Ban, who chaired the conference, said the UN would ensure that the funds are used effectively to meet the urgent life-saving needs of the Syrian people.
Earlier the Secretary-General had appealed to the international community to provide the urgently-needed funds, while also stressing the necessity of a political solution to the crisis, which cannot be solved by humanitarian aid alone.
More than 60,000 people, mostly civilians, have been killed since the uprising against President Bashar al-Assad began in early 2011. Recent months have witnessed an escalation in the conflict, which has also left more than 4 million people in need of humanitarian assistance, including 2 million who have fled their homes and are now living without basic services.
Ban stressed that the UN and humanitarian partners are doing all they can to reach as many people as possible in all areas of the country.

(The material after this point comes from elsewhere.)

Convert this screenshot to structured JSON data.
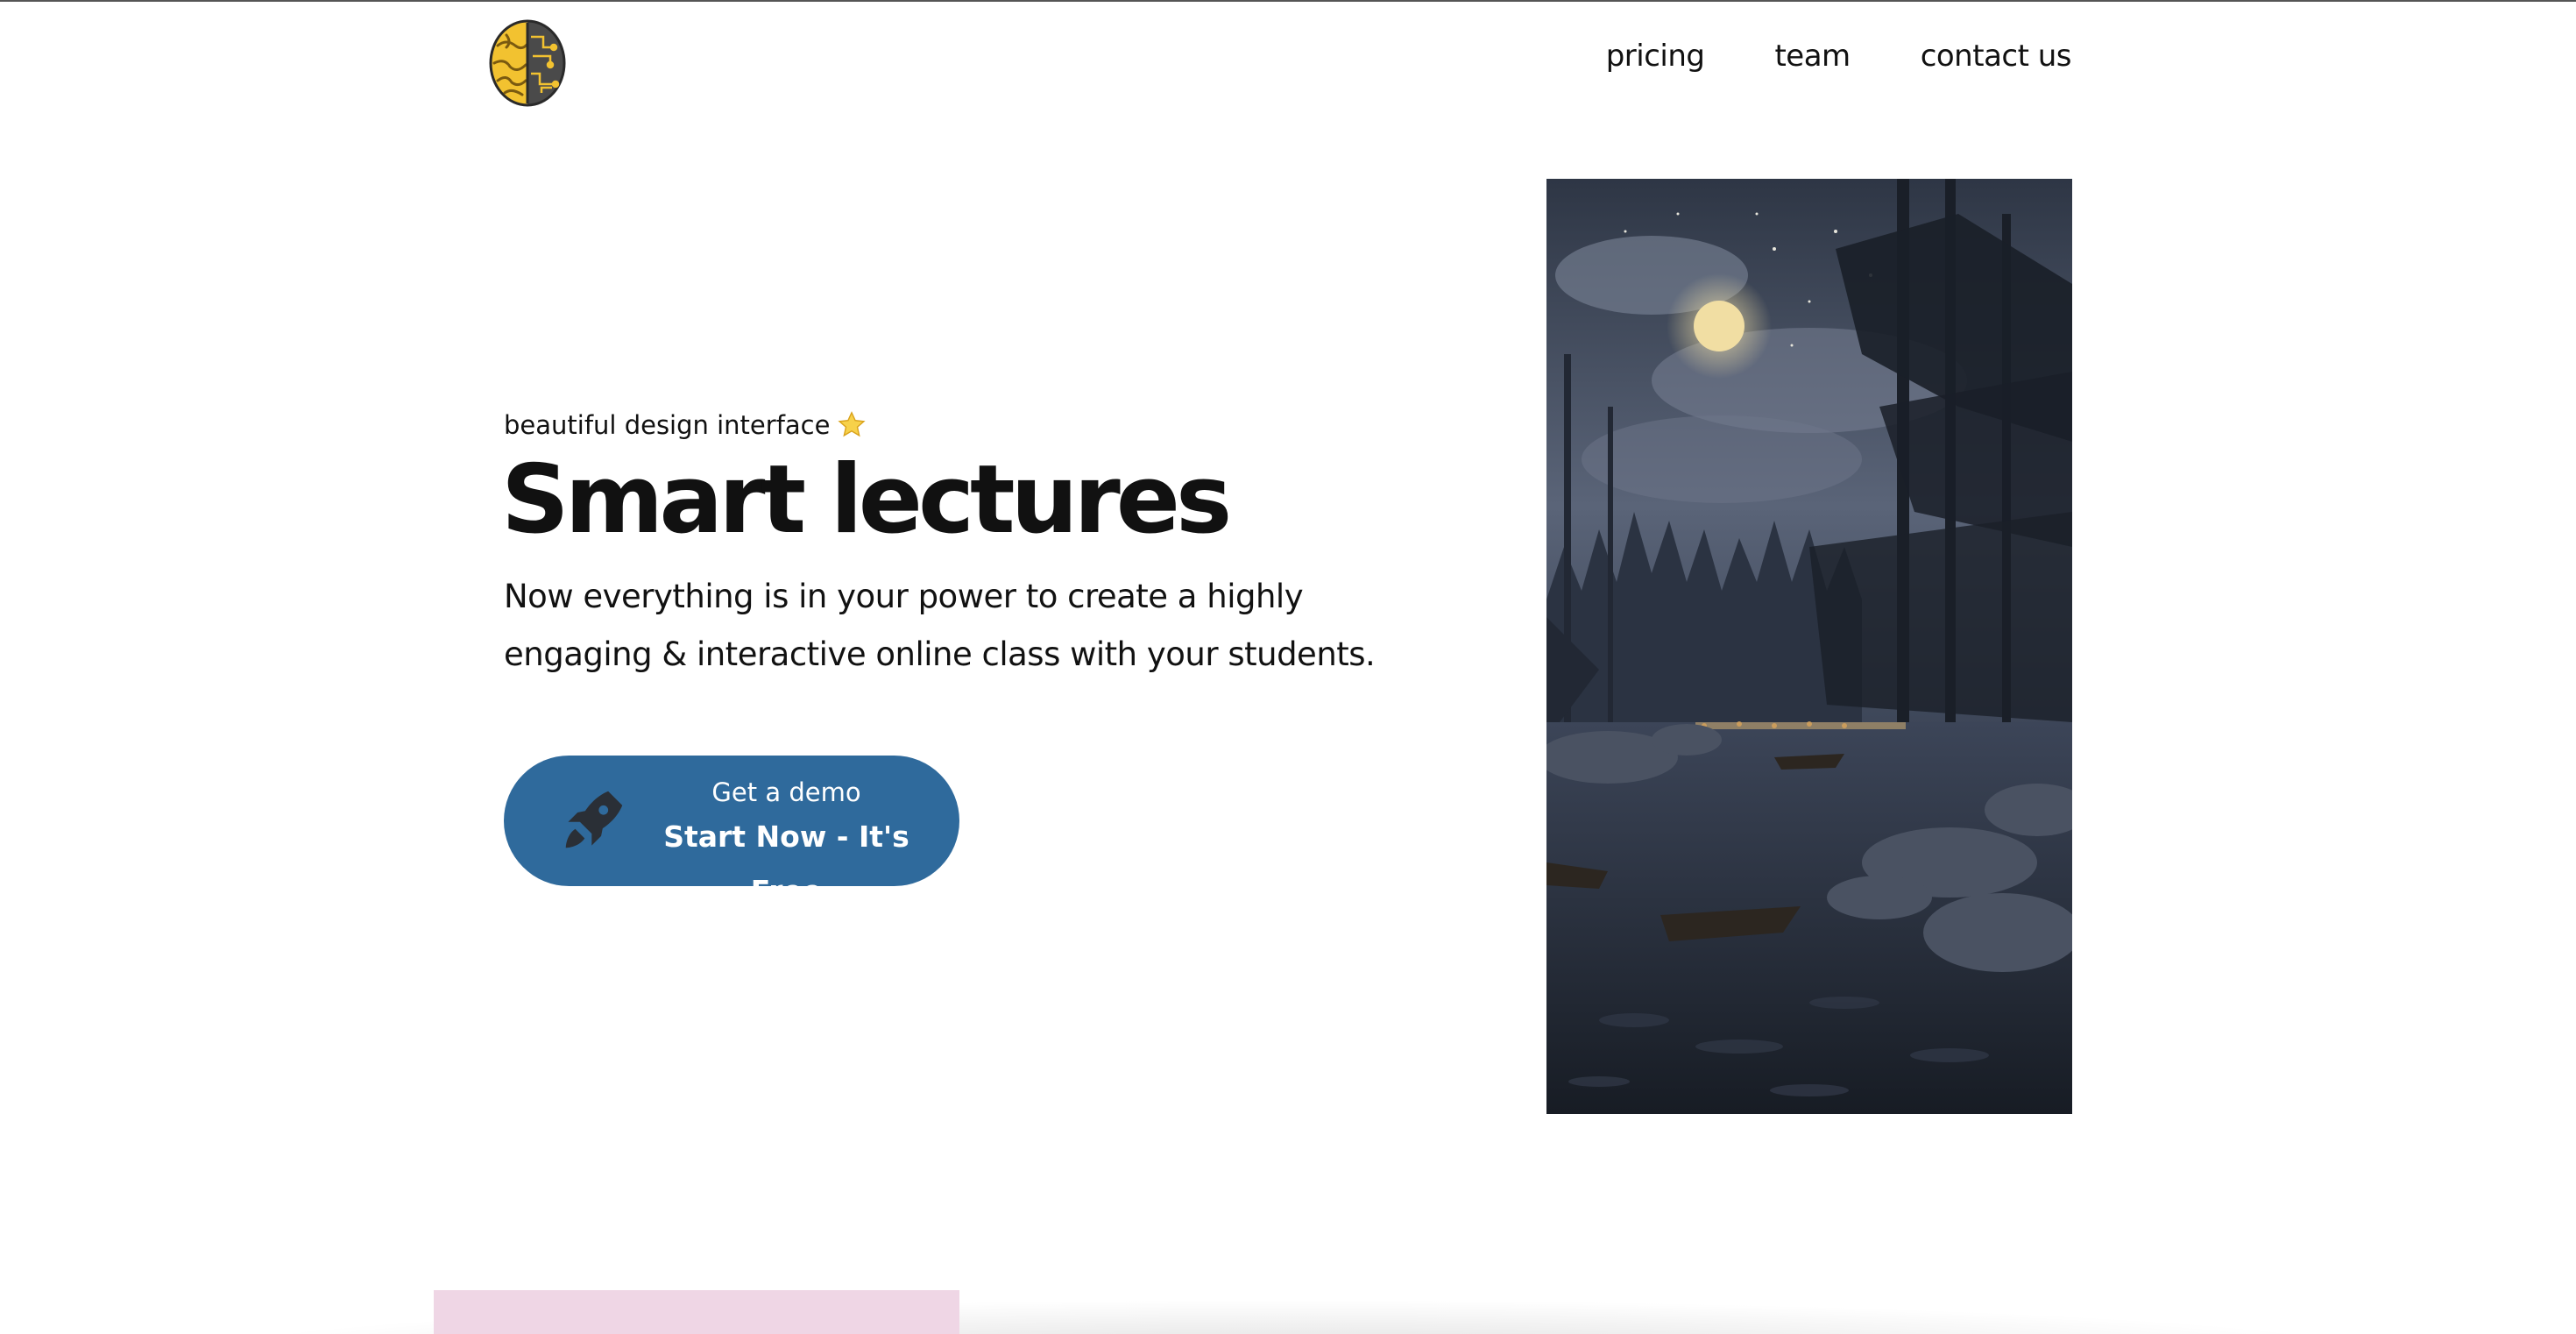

However, resources are limited and more will be needed to continue assistance over the next six months.
Australia has pledged $10 million.
Also addressing the conference, UN Emergency Relief Coordinator Valerie Amos said that $519 million of the $1.5 billion appeal will be used for humanitarian work in ten sectors inside Syria to meet essential needs, adding that the plan is based on four priorities which consist of: providing relief supplies such as food, healthcare and water to the most vulnerable; helping people who have fled their homes and the communities hosting them; supporting reconstruction of critical infrastructure; and helping the poorest people avoid total destitution.